HARANGGAOL, KOMPAS.com – “(Asal tahu saja), sejahteranya (masyarakat) Haranggaol kalau ditelusuri ya setelah budidaya ikan...”
Kalimat yang kurang lebih sama seperti itu dikatakan oleh beberapa petani yang ditemui Kompas.com saat mengunjungi Haranggaol, Simalungun, Sumatera Utara.
Masyarakat Haranggaol punya banyak cerita untuk memenuhi kebutuhan hidupnya. Ini sekelumit kisah soal itu.
Dulu, sekira tahun 1970-1980, warga Haranggaol lebih senang bercocok tanam utamanya bawang merah. Sayangnya, iklim dan tekstur tanah tak selamanya mendukung. Kemudian mereka beralih menjadi petani ikan.
Mereka memanfaatkan perairan Danau Toba untuk budidaya ikan menggunakan Keramba Jaring Apung (KJA). Kini, di Haranggaol ada 5.600 lubang KJA yang bisa menghasilkan nilai ekonomi miliaran.
“Per lubang bisa menghasilkan kurang lebih 1,4 ton untuk satu musim atau enam bulan. Coba saja kalikan, jika dari satu lubang biasanya kami mendapat Rp 4 juta,” ujar salah satu petani Robin Hutahaean, Jumat (18/1/2019).
Robin bercerita, kurang lebih 85 persen warga Haranggaol saat ini ekonominya tergantung pada KJA.
“Kami (warga) adalah pelaku bisnis langsung. Dalam satu keluarga (asli Haranggaol) biasanya minimal punya 4 lubang,” tambahnya.
Meski demikian, tak semua keluarga di Haranggaol usaha budidaya ikan. Ada juga yang bermatapencaharian dari turunan bisnis itu.
Ebed Boaz Sihotang, misalnya, seorang agen distribusi pakan ikan. Kata Ebed, putaran ekonomi di Haranggaol memang berporos pada bisnis itu yang berujung terhadap penyerapan tenaga kerja masyarakat, mulai dari pembenihan, produksi pakan, pemeliharaan, panen, transportasi, rantai pemasaran, dan kuliner dengan bahan baku ikan.
“Banyak lah turunan bisnisnya.

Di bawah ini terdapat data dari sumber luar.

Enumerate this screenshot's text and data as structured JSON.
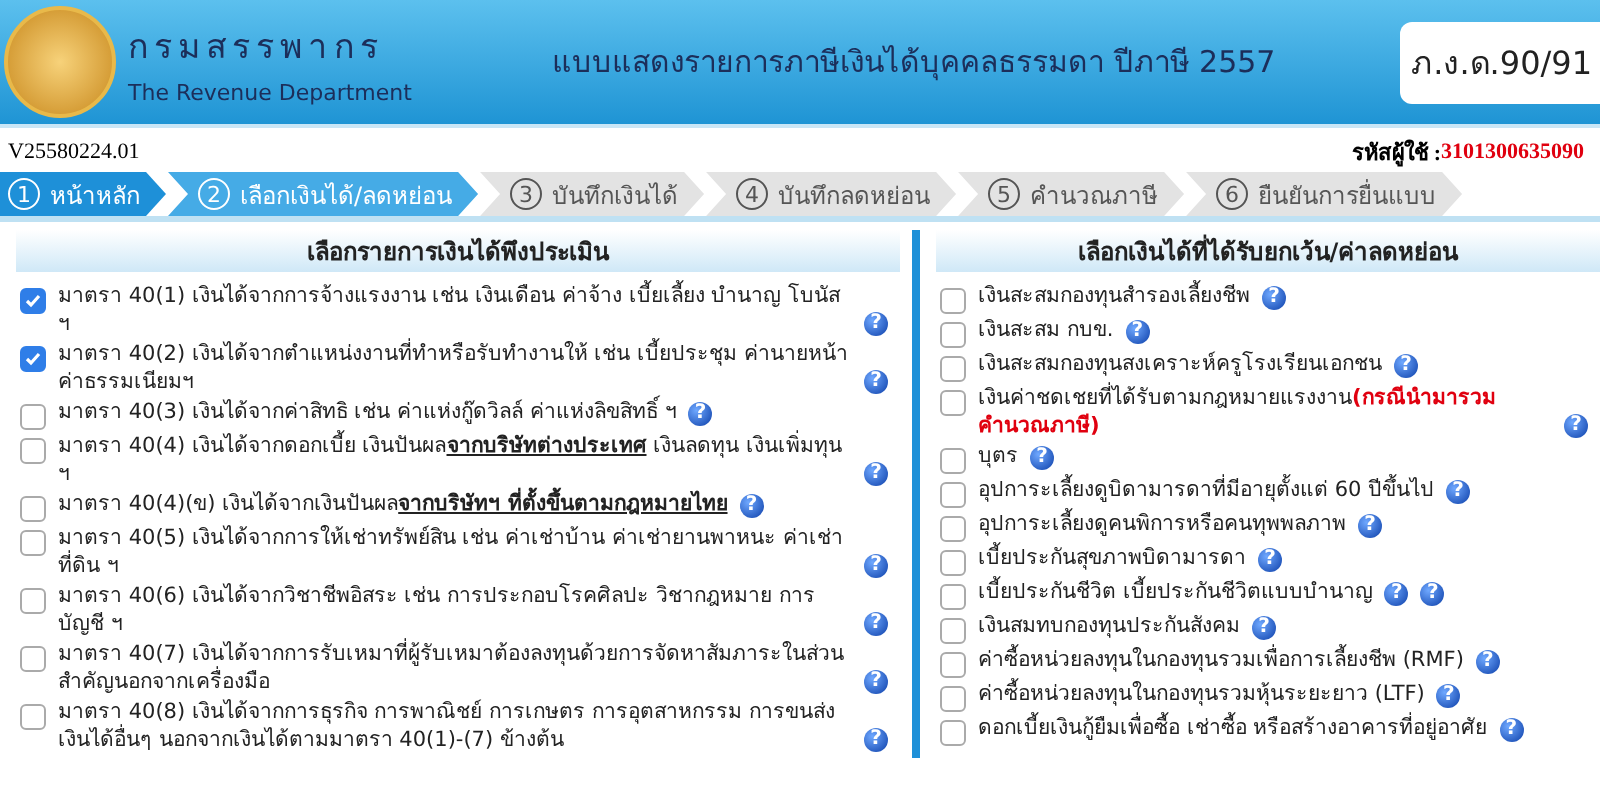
{
  "header": {
    "org_name": "กรมสรรพากร",
    "org_name_en": "The Revenue Department",
    "title": "แบบแสดงรายการภาษีเงินได้บุคคลธรรมดา ปีภาษี 2557",
    "form_code": "ภ.ง.ด.90/91"
  },
  "info_bar": {
    "version": "V25580224.01",
    "user_label": "รหัสผู้ใช้ :",
    "user_id": "3101300635090"
  },
  "steps": [
    {
      "number": "1",
      "label": "หน้าหลัก",
      "reached": true,
      "selected": false
    },
    {
      "number": "2",
      "label": "เลือกเงินได้/ลดหย่อน",
      "reached": true,
      "selected": true
    },
    {
      "number": "3",
      "label": "บันทึกเงินได้",
      "reached": false,
      "selected": false
    },
    {
      "number": "4",
      "label": "บันทึกลดหย่อน",
      "reached": false,
      "selected": false
    },
    {
      "number": "5",
      "label": "คำนวณภาษี",
      "reached": false,
      "selected": false
    },
    {
      "number": "6",
      "label": "ยืนยันการยื่นแบบ",
      "reached": false,
      "selected": false
    }
  ],
  "income_panel": {
    "title": "เลือกรายการเงินได้พึงประเมิน",
    "items": [
      {
        "text": "มาตรา 40(1) เงินได้จากการจ้างแรงงาน เช่น เงินเดือน ค่าจ้าง เบี้ยเลี้ยง บำนาญ โบนัส ฯ",
        "checked": true,
        "help": [
          "?"
        ]
      },
      {
        "text": "มาตรา 40(2) เงินได้จากตำแหน่งงานที่ทำหรือรับทำงานให้ เช่น เบี้ยประชุม ค่านายหน้า ค่าธรรมเนียมฯ",
        "checked": true,
        "help": [
          "?"
        ]
      },
      {
        "text": "มาตรา 40(3) เงินได้จากค่าสิทธิ เช่น ค่าแห่งกู๊ดวิลล์ ค่าแห่งลิขสิทธิ์ ฯ",
        "checked": false,
        "help": [
          "?"
        ]
      },
      {
        "text": "มาตรา 40(4) เงินได้จากดอกเบี้ย เงินปันผล**จากบริษัทต่างประเทศ** เงินลดทุน เงินเพิ่มทุน ฯ",
        "checked": false,
        "help": [
          "?"
        ]
      },
      {
        "text": "มาตรา 40(4)(ข) เงินได้จากเงินปันผล**จากบริษัทฯ ที่ตั้งขึ้นตามกฎหมายไทย**",
        "checked": false,
        "help": [
          "?"
        ]
      },
      {
        "text": "มาตรา 40(5) เงินได้จากการให้เช่าทรัพย์สิน เช่น ค่าเช่าบ้าน ค่าเช่ายานพาหนะ ค่าเช่าที่ดิน ฯ",
        "checked": false,
        "help": [
          "?"
        ]
      },
      {
        "text": "มาตรา 40(6) เงินได้จากวิชาชีพอิสระ เช่น การประกอบโรคศิลปะ วิชากฎหมาย การบัญชี ฯ",
        "checked": false,
        "help": [
          "?"
        ]
      },
      {
        "text": "มาตรา 40(7) เงินได้จากการรับเหมาที่ผู้รับเหมาต้องลงทุนด้วยการจัดหาสัมภาระในส่วนสำคัญนอกจากเครื่องมือ",
        "checked": false,
        "help": [
          "?"
        ]
      },
      {
        "text": "มาตรา 40(8) เงินได้จากการธุรกิจ การพาณิชย์ การเกษตร การอุตสาหกรรม การขนส่ง เงินได้อื่นๆ นอกจากเงินได้ตามมาตรา 40(1)-(7) ข้างต้น",
        "checked": false,
        "help": [
          "?"
        ]
      }
    ]
  },
  "deduction_panel": {
    "title": "เลือกเงินได้ที่ได้รับยกเว้น/ค่าลดหย่อน",
    "items": [
      {
        "text": "เงินสะสมกองทุนสำรองเลี้ยงชีพ",
        "checked": false,
        "help": [
          "?"
        ]
      },
      {
        "text": "เงินสะสม กบข.",
        "checked": false,
        "help": [
          "?"
        ]
      },
      {
        "text": "เงินสะสมกองทุนสงเคราะห์ครูโรงเรียนเอกชน",
        "checked": false,
        "help": [
          "?"
        ]
      },
      {
        "text": "เงินค่าชดเชยที่ได้รับตามกฎหมายแรงงาน",
        "note": "(กรณีนำมารวมคำนวณภาษี)",
        "checked": false,
        "help": [
          "?"
        ]
      },
      {
        "text": "บุตร",
        "checked": false,
        "help": [
          "?"
        ]
      },
      {
        "text": "อุปการะเลี้ยงดูบิดามารดาที่มีอายุตั้งแต่ 60 ปีขึ้นไป",
        "checked": false,
        "help": [
          "?"
        ]
      },
      {
        "text": "อุปการะเลี้ยงดูคนพิการหรือคนทุพพลภาพ",
        "checked": false,
        "help": [
          "?"
        ]
      },
      {
        "text": "เบี้ยประกันสุขภาพบิดามารดา",
        "checked": false,
        "help": [
          "?"
        ]
      },
      {
        "text": "เบี้ยประกันชีวิต เบี้ยประกันชีวิตแบบบำนาญ",
        "checked": false,
        "help": [
          "?",
          "?"
        ]
      },
      {
        "text": "เงินสมทบกองทุนประกันสังคม",
        "checked": false,
        "help": [
          "?"
        ]
      },
      {
        "text": "ค่าซื้อหน่วยลงทุนในกองทุนรวมเพื่อการเลี้ยงชีพ (RMF)",
        "checked": false,
        "help": [
          "?"
        ]
      },
      {
        "text": "ค่าซื้อหน่วยลงทุนในกองทุนรวมหุ้นระยะยาว (LTF)",
        "checked": false,
        "help": [
          "?"
        ]
      },
      {
        "text": "ดอกเบี้ยเงินกู้ยืมเพื่อซื้อ เช่าซื้อ หรือสร้างอาคารที่อยู่อาศัย",
        "checked": false,
        "help": [
          "?"
        ]
      }
    ]
  }
}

Ada yang seperti saya ini, sampai kuli panggul. Pokoknya semuanya ujung-ujungnya karena budidaya ikan pada KJA,” kata dia.
Petani ikan di sana pun bermacam-macam. Ada yang mengurus dan merawat milik sendiri, ada pula petani yang dibayar oleh pebisnis lainnya sehingga bertanggung jawab atas lubang KJA.

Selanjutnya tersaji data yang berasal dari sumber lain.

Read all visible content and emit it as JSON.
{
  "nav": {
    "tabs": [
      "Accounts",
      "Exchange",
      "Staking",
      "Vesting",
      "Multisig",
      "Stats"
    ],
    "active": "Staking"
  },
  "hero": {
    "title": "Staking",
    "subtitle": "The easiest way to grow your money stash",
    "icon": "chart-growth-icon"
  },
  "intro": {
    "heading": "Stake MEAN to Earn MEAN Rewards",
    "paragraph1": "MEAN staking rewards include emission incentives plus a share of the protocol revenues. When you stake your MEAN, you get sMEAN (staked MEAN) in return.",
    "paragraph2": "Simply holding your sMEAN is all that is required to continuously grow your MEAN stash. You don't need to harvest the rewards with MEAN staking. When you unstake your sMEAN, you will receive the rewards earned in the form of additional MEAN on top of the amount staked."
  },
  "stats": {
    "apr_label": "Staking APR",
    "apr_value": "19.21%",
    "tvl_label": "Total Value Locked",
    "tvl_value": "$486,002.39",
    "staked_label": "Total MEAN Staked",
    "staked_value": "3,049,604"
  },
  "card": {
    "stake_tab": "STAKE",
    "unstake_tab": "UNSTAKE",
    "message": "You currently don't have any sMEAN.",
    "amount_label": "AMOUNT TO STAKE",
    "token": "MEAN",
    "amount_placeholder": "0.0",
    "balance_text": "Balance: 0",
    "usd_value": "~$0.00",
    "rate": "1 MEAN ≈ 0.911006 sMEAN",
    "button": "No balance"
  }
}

Robin sendiri bertanggung jawab pada lebih dari 100 kolam milik ia dan keluarga. Sehari-hari, ia dibantu 5 karyawan.
Berbeda dengan Hotjon Haloho. Ia mengaku bertanggung jawab atas 250 lubang, dengan rincian 22 lubang milik sendiri dan sisanya milik pengusaha lain.
Budidaya ikan, menurut Hotjon sudah jadi keseharian warga asli. Sebagai petani sekaligus pebisnis, ia adalah generasi kedua keluarga.